Myself, I'm mainly a pagan-friendly Christian, and in addition to practicing the Christian faith, I also practice a faith that gets classified as pagan a lot of the time, and certainly has a lot in common with Western paganism, that of the Dakota Sacred Pipe. Of course, many Dakota/Lakota/Nakota I know would tell you that their spiritual ways are in fact monotheistic. There is a creator god in their mythos: Grandfather Great Spirit. The Goddess motif is also present, and I see no conflict. A Grandfather needs a Grandmother, and so the Dakota call the earth Grandmother.
So I'm very careful never to question or debunk another person's spiritual beliefs, since I think the whole framework of spiritual belief systems, including my own Christian and Pipe ways, is just a gauzy metaphor through which we get a glimpse of Unity. Thus I'm probably not quite as skeptical of neopagan claims as you are, but I'm a little skeptical when they venture into historical claims that may well be true (rather than spiritual claims, whose truth is in their meaning, not their happening), but my understanding of history and how it works (my father is a historian) tells me that there's no way we could know for sure some of the things that are claimed as certain fact about the distant past by a lot of neopagans. Many of the claims strike me as more wishful thinking as anything else--though I must add that people of my own faith are often guilty of the same thing.
But then I'm skeptical of many of the historical claims of my own faith(s). I don't believe that a universal flood literally happened (although I think it's entirely possible that it does come from some specific cataclysmic flood, like perhaps the filling of the Black Sea at the end of the last Ice Age), or that Methuselah, if he existed, actually lived 900 years, or that Eve was made from Adam's rib, or that the two of them, if they aren't just mythic archetypes and were real people, were actually the true "first humans." By similar token, I don't believe that the Lakota have lived in the sacred Che Sapa (Black Hills) since the dawn of time, or that the Che Sapa are literally where creation began, or that all land came from the back of a giant turtle in the middle of an endless sea (although I love "This Turtle Island" as a metaphor for our continent). The earth-centered creation myths of all our religions are marvelous tales at a symbolic level, but they fly in the face of (and pale in comparison to) the much grander cosmological truth that scientific inquiry has brought us.
Other historical claims, it doesn't particularly matter to me if they're true. I don't need to believe that Mary was actually a Perpetual Virgin, or that Peter actually considered himself the first Pope, in order to be a Christian. I don't need to believe that the White Buffalo Calf Woman story actually happened to believe that the original Pipe at Greengrass is very sacred, or that there's power in the Sacred Pipe way of prayer.

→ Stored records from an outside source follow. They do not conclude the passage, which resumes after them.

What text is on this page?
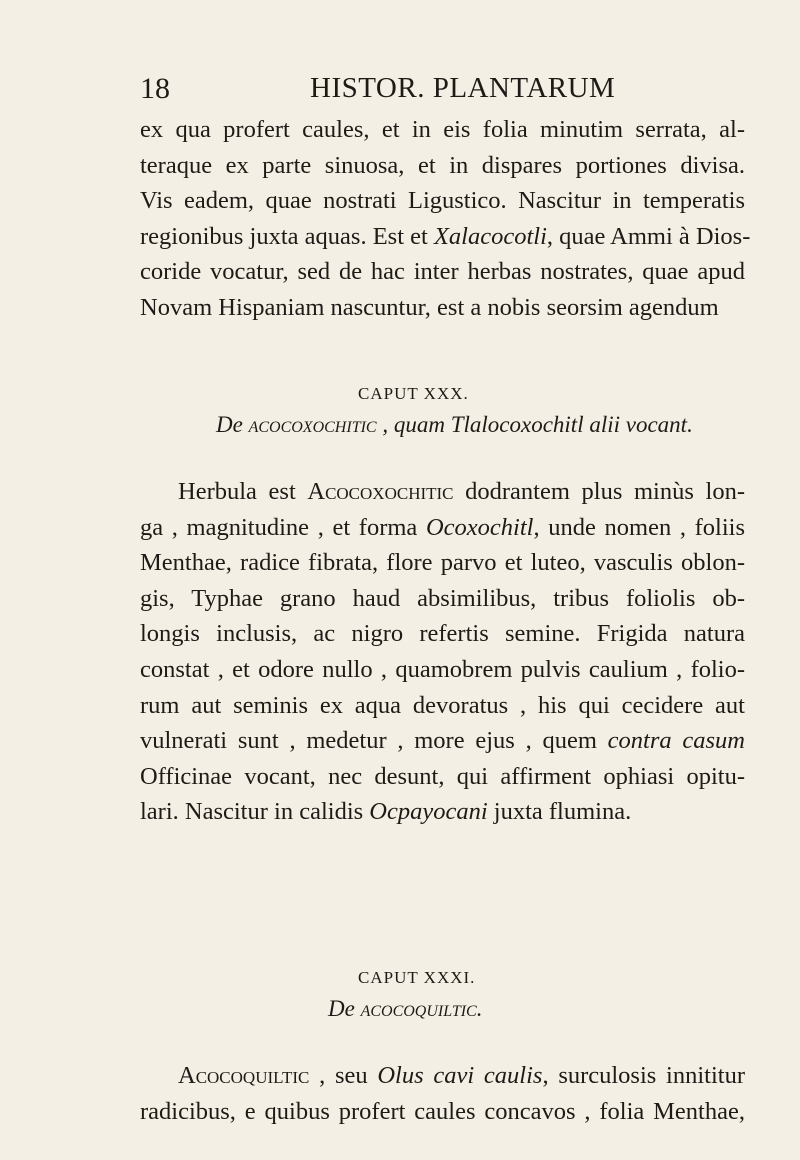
18	HISTOR. PLANTARUM
ex qua profert caules, et in eis folia minutim serrata, al-
teraque ex parte sinuosa, et in dispares portiones divisa.
Vis eadem, quae nostrati Ligustico. Nascitur in temperatis
regionibus juxta aquas. Est et Xalacocotli, quae Ammi à Dios-
coride vocatur, sed de hac inter herbas nostrates, quae apud
Novam Hispaniam nascuntur, est a nobis seorsim agendum
CAPUT XXX.
De acocoxochitic , quam Tlalocoxochitl alii vocant.
Herbula est Acocoxochitic dodrantem plus minùs lon-
ga , magnitudine , et forma Ocoxochitl, unde nomen , foliis
Menthae, radice fibrata, flore parvo et luteo, vasculis oblon-
gis, Typhae grano haud absimilibus, tribus foliolis ob-
longis inclusis, ac nigro refertis semine. Frigida natura
constat , et odore nullo , quamobrem pulvis caulium , folio-
rum aut seminis ex aqua devoratus , his qui cecidere aut
vulnerati sunt , medetur , more ejus , quem contra casum
Officinae vocant, nec desunt, qui affirment ophiasi opitu-
lari. Nascitur in calidis Ocpayocani juxta flumina.
CAPUT XXXI.
De acocoquiltic.
Acocoquiltic , seu Olus cavi caulis, surculosis innititur
radicibus, e quibus profert caules concavos , folia Menthae,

I do believe in the Resurrection, but never claim it as historic fact.
I believe that pagans and neopagans are on a path to the One that is just a valid is my own. I do think we all are mistaken in assigning gender to the Creator; "the Goddess" is just as gender-centric as the old white-haired, bearded Canaanite deity on whom our monotheistic "Yahweh" seems to be based. Creator and creation are far beyond all that, to me. "The Goddess" is just as effective a metaphor as "The God of Abraham," but they're both exactly that: metaphors.
So when someone I know finds spiritual comfort in ritual practice that involves the Goddess, I share in the joy of their path of spiritual discovery. But when historical claims are made that neolithic, pre-literate societies were idyllic, matriarchal, exclusively-Goddess-worshipping societies, all networked together in planet-wide love and harmony until those nasty patriarchal IndoEuropeans or Kurgans or whatever happened along, I cannot agree. The archeological record shows us instead, that sadly women were often devalued in ancient societies as well, if Neanderthal burial practices, for instance, are any indication.
I'm on board for anything spiritually that uplifts and unifies; but I'm with you, Okie, in objecting to "men and Christians (and often Jews and Moslems) are the enemy, if only we could undo everything they've done" type historical claims. I agree that I've not seen that attitude from an 'Catters, they being a special breed. But I have seen it in 3D World, in spades.
Wow, that was much more rambling and far less cohesive than I'd thought. But it does pretty much say what I believe.